Он умолк. Теперь, когда Пьер держал Ксавьер в своей власти, он казался спокойным и чуть ли не радовался при мысли вести разговор по своему усмотрению. Его голос, его улыбка, его паузы – все было так тщательно рассчитано, что у Франсуазы появился проблеск надежды. Чего он добивался, так это поставить Ксавьер в полную зависимость, но, если ему это удастся без особых усилий, возможно, он избавит ее от слишком жестоких истин и, возможно, позволит убедить себя не порывать с ней.
– Похоже, вы не желаете больше меня видеть, – продолжал он. – Наверняка я доставлю вам удовольствие, сказав, что у меня тоже нет больше желания продолжать наши отношения. Только у меня нет привычки бросать людей, не объяснив им своих мотивов.
В один миг неустойчивое достоинство Ксавьер пошатнулось; ее выпученные глаза, полуоткрытый рот выражали теперь лишь недоверчивую растерянность. Невозможно было, чтобы искренности этого страха не удалось тронуть Пьера.
– Но что я вам сделала? – спросила Ксавьер.
– Вы мне ничего не сделали, – отвечал Пьер. – Впрочем, вы мне ничего и не должны, я никогда не признавал за собой никакого права на вас. – Вид у него был холодный и равнодушный. – Нет, просто я в конце концов понял, кто вы есть, и тогда эта история перестала меня интересовать.
Ксавьер оглянулась, словно искала какой-то помощи; стиснув руки, она, похоже, страстно желала бороться, защищать себя, однако не находила ни одной фразы, которая не показалась бы ей полной подвохов. Франсуазе хотелось подсказать ей нужную роль. Теперь она не сомневалась: Пьер вовсе не стремился сжечь все мосты, он надеялся, что его суровость вырвет у Ксавьер интонации, которые смягчат его.

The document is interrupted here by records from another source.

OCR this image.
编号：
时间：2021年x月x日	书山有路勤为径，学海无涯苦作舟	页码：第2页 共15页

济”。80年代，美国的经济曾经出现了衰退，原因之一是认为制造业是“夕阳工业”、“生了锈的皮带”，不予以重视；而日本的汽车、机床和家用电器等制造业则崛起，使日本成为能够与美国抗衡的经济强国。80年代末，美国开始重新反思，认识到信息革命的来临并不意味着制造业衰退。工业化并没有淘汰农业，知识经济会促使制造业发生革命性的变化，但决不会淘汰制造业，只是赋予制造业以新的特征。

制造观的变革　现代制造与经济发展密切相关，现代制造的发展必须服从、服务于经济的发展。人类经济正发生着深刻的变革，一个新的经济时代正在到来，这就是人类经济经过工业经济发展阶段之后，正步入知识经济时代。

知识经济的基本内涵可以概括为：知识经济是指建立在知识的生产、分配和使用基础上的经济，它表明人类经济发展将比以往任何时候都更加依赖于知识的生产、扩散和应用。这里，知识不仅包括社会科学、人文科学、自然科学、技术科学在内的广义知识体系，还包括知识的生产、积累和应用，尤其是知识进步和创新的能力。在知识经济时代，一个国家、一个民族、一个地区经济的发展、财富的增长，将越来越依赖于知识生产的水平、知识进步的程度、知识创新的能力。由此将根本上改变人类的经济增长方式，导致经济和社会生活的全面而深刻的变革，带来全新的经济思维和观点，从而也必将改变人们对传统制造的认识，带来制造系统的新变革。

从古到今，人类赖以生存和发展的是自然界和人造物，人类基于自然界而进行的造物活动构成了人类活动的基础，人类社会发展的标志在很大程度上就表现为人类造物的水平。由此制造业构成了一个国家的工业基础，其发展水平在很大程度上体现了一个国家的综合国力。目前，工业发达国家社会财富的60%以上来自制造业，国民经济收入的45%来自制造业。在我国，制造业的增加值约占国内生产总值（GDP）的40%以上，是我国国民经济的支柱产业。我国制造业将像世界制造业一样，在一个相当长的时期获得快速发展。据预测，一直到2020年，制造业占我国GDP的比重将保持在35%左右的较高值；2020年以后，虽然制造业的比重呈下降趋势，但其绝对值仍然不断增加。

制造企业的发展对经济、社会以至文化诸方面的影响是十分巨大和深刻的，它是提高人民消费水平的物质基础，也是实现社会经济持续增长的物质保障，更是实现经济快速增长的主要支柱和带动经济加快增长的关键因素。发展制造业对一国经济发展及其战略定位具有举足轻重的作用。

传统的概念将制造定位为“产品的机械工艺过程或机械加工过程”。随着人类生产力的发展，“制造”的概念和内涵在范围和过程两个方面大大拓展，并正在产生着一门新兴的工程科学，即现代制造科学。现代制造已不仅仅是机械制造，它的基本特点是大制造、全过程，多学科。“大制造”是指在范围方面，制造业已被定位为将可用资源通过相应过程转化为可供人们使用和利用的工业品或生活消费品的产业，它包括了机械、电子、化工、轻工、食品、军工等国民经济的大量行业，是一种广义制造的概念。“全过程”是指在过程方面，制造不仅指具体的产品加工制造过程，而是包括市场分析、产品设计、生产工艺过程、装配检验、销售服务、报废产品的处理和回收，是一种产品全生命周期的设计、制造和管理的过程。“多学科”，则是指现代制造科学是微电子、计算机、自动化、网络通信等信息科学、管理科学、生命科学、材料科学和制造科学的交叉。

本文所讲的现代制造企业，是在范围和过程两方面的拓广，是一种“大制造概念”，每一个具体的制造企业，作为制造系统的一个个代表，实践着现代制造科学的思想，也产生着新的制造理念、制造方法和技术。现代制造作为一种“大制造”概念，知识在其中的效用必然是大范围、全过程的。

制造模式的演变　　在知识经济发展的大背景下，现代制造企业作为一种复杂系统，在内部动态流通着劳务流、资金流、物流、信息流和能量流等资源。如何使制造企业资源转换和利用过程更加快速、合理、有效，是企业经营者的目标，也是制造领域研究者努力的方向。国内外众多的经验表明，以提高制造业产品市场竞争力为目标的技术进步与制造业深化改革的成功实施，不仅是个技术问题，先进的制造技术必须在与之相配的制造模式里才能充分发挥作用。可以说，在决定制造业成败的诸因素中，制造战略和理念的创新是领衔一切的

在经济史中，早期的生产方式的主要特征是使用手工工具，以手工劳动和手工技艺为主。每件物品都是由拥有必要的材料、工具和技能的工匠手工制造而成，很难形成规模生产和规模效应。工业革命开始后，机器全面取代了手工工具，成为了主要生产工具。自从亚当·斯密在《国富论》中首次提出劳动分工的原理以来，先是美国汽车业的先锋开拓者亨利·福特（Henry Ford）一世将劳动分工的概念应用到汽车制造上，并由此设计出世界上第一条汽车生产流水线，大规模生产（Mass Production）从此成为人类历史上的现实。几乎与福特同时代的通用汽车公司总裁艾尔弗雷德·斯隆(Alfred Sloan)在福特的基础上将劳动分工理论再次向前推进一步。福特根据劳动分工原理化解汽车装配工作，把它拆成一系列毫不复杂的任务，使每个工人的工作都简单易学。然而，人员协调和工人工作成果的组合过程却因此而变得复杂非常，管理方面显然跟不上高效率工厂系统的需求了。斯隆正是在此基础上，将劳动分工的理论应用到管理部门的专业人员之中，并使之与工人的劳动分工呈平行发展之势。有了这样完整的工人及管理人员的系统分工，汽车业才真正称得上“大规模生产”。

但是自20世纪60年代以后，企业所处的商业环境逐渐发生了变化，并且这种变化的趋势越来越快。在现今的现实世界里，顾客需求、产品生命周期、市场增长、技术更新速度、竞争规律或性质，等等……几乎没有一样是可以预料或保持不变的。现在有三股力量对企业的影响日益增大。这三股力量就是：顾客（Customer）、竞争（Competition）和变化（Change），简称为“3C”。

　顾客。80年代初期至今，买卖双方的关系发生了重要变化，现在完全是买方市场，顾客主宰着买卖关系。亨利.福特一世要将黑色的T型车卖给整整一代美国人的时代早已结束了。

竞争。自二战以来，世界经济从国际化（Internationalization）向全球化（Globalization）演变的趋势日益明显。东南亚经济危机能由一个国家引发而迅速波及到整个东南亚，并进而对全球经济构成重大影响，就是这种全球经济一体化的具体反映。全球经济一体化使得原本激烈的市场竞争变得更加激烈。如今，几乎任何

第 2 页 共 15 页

– Это из-за тех пропущенных встреч? – спросила, наконец, Ксавьер жалобным голосом.
– Это из-за причин, которые заставили вас пропустить их, – ответил Пьер. Он подождал немного; Ксавьер ничего не добавила. – Вам было стыдно самой себя, – продолжал Пьер.
Ксавьер резко выпрямилась.
– Мне не было стыдно. Только я была уверена, что вы сердитесь на меня. Вы всегда сердитесь, когда я встречаюсь с Жербером, а поскольку я напилась с ним… – Она с презрительным видом пожала плечами.
– Но я счел бы прекрасным, если бы вы питали дружеские чувства к Жерберу или даже любовь, – сказал Пьер. – Лучшего выбора вы не могли бы сделать. – На этот раз в его голосе неосмотрительно зазвучал гнев. – Но вы не способны на чистое чувство: вы всегда видели в нем лишь средство, предназначенное усмирить вашу гордыню, утолить вашу злость. – Жестом он остановил возражения Ксавьер. – Вы сами это признали, вы заигрывали с ним из ревности, и не из-за его прекрасных глаз вы пригласили его в ту ночь к себе.